Is it fair that women can grow children and men can’t (at least not without medical interventions)? Is it fair that women have different bodies and body composition to men? Is it fair that some cultures accept that the genders have different (but “equally important”) roles? Can a man know what it is like to be in a woman’s shoes (and vice versa)? Are girl children and boy children just destined to like pink and dolls and blue and guns respectively (I use these examples simplistically) no matter how hard you try to bring them up exactly the same way?

And then there are more etiquette related questions like: Should men treat women with chivalry or should everyone just treat each other courteously and with respect? The age of chivalry is not yet quite dead, and I for one would strongly advocate for a gender neutralised version of its revival, before it dies out completely.

And let’s not forget humour: Should sexist humour be completely banned, or just contextually banned? Being the butt of jokes is not necessarily a lot of fun (unless perhaps you are making a joke about yourself). However, I personally, don’t like being made to feel like being a woman is somehow a disadvantage. Whilst in some circumstances, this may be the case (as in examples given above), within my frame of reference, it generally isn’t (or at least I don’t see it that way). In the company of friends I wouldn’t necessarily be rattled by a male friend telling a sexist joke. At work or in quasi professional circles, it doesn’t really feel so comfortable.
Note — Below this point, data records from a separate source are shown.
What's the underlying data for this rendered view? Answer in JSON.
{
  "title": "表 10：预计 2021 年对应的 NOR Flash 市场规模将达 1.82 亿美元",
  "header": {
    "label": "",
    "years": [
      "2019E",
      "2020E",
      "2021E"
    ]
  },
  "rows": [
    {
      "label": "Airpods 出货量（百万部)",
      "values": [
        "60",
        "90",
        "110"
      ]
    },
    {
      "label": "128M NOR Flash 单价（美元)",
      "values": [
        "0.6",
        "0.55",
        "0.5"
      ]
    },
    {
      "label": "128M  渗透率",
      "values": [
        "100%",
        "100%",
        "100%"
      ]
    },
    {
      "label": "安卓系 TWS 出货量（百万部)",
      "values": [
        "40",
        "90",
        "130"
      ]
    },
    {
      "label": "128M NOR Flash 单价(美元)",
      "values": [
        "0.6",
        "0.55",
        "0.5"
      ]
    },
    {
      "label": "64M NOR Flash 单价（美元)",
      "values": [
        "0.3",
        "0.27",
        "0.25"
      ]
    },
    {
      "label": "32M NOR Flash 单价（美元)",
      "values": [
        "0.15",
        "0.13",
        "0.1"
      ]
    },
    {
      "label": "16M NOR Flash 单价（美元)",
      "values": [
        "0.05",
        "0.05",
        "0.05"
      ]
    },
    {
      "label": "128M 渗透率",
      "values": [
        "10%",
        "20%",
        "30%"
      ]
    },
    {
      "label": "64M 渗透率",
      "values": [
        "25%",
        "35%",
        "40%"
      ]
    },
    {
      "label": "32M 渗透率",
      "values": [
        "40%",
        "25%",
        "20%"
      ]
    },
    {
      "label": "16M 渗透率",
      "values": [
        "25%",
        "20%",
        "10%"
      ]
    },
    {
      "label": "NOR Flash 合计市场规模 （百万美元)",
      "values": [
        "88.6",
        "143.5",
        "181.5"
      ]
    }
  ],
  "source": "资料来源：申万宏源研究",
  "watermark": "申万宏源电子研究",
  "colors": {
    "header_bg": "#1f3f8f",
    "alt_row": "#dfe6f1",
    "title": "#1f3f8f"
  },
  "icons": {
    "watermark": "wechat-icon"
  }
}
When the joke implies that if I was a man I would somehow be superior to my current self, especially when told in a room full of men most of whom I don’t know (who politely laugh at the joke), I find myself a bit torn. I am not sure whether I should politely laugh with them or inwardly (or outwardly) laugh at the joker and at the absurdity of the “joke”.

So: Gender Equality and Chivalry. Do we need them? Can we have it both ways?
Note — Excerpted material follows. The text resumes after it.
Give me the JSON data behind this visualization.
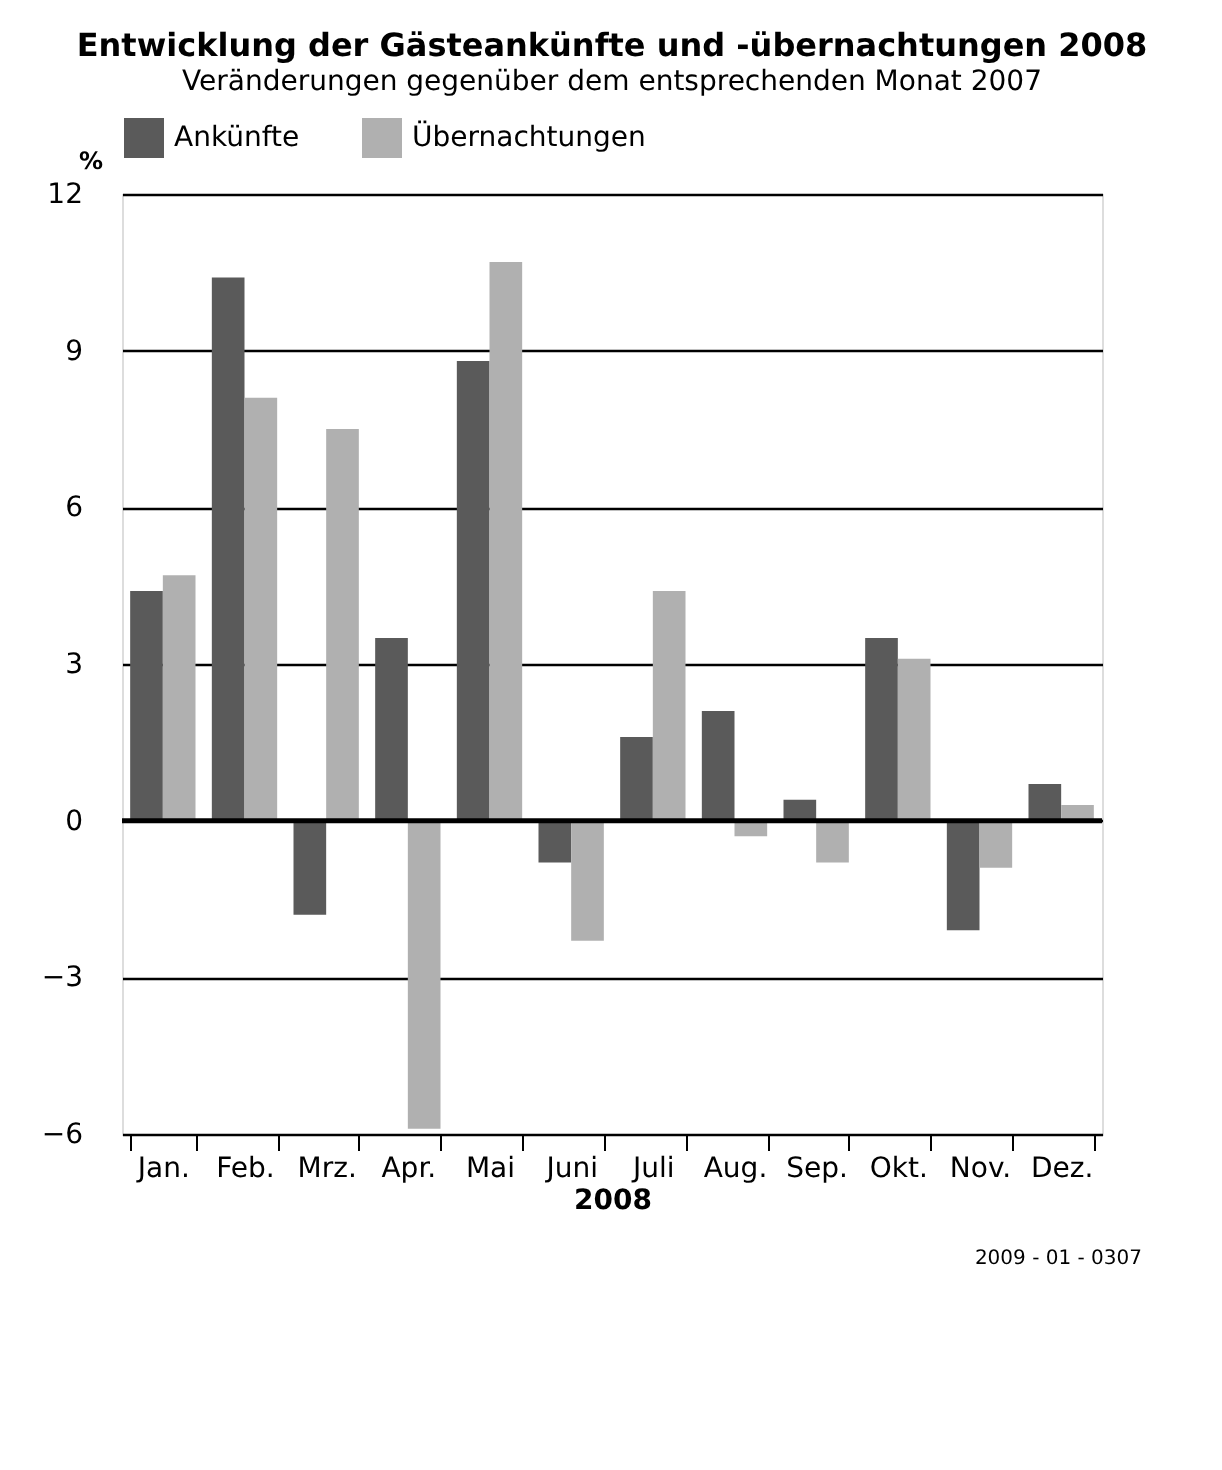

I used to consider myself, a bra burning feminist, (in the days where I actually needed a bra – haha…it’s ok to make fun of your own “bits” isn’t it???), but now I am caught; confused, and conflicted as to whether we should still be thinking about getting “even” or whether should just be embracing our differences and making use of them. And finally, whether we should be learning from each other to extend our current skill bases. We then wouldn’t need to fight for (or indeed about) supremacy or domination, or even about equality, but rather look for harmony and cooperation. This is a more yin and yang construct, if you will; two even but equally important parts which fit together exactly to complete the whole.
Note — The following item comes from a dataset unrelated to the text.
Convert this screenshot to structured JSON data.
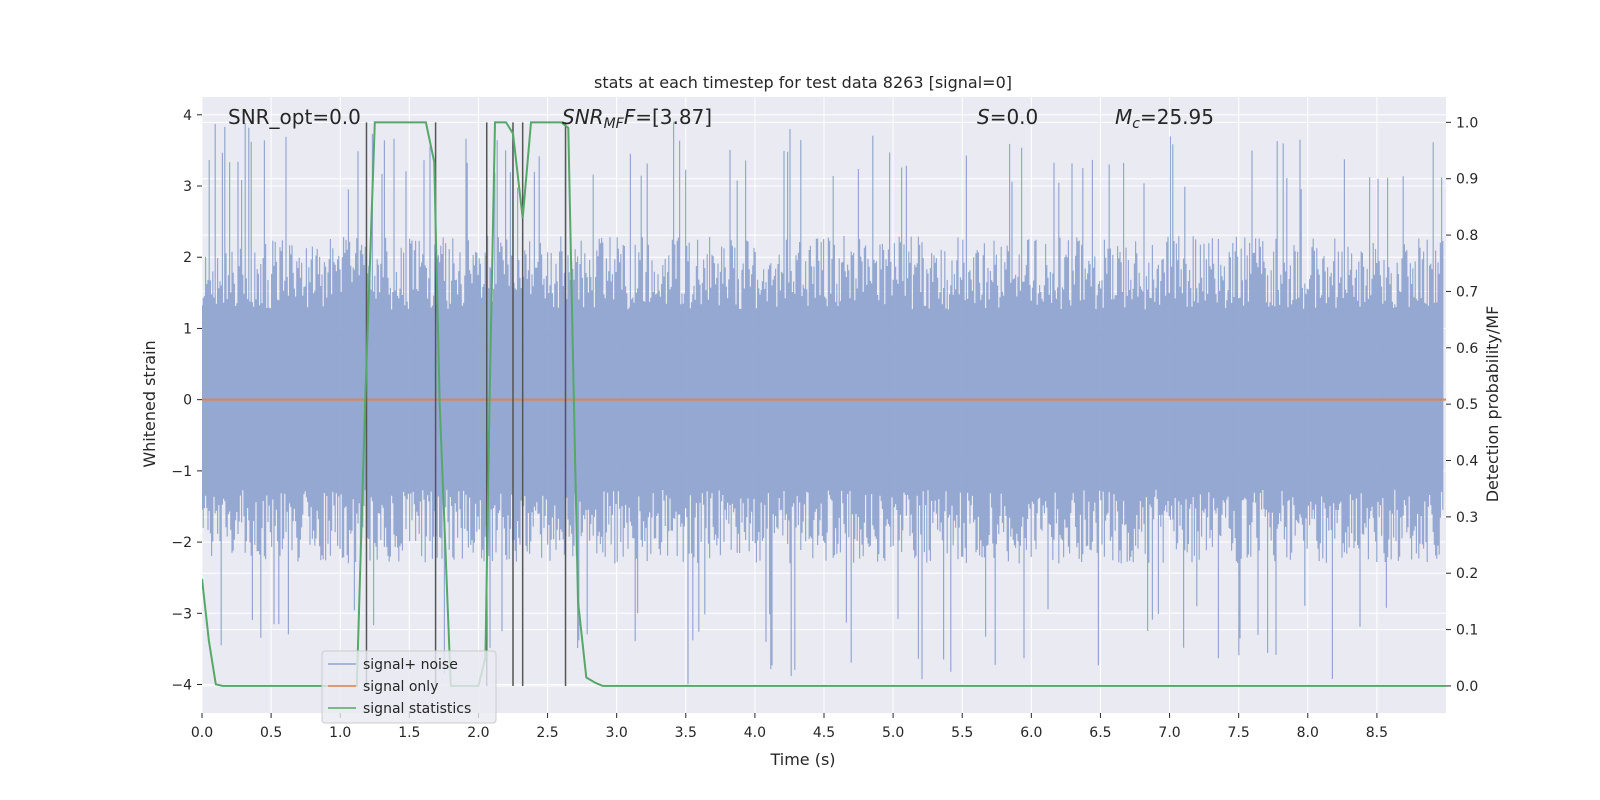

Face facts:  Fellas: you are never going to experience (first hand) what it is like to have PMS or to have a child kick inside you. I am never going to know what it feels like to get kicked in the nuts or to have the freedom to be able to urinate standing up (usually without having to wait in line to do so, even when in a public venue). Perhaps we all need to just accept this and move on.


3 thoughts on “Gender Equality and Chivalry. What exactly are we striving for in the battle of the sexes?

  1. Pingback: Gender equality: Same, same, but different. | A work in progress

  2. Yep, there has to be balance. The Y has two sets of doors, so what I do is if a gentleman (or even a lady) holds a door for me, I thank them, pass through, then return the favor by holding open the other set of doors as he or she passes through. Maybe every place should have two sets of doors 🙂 Great thoughts here, Rach!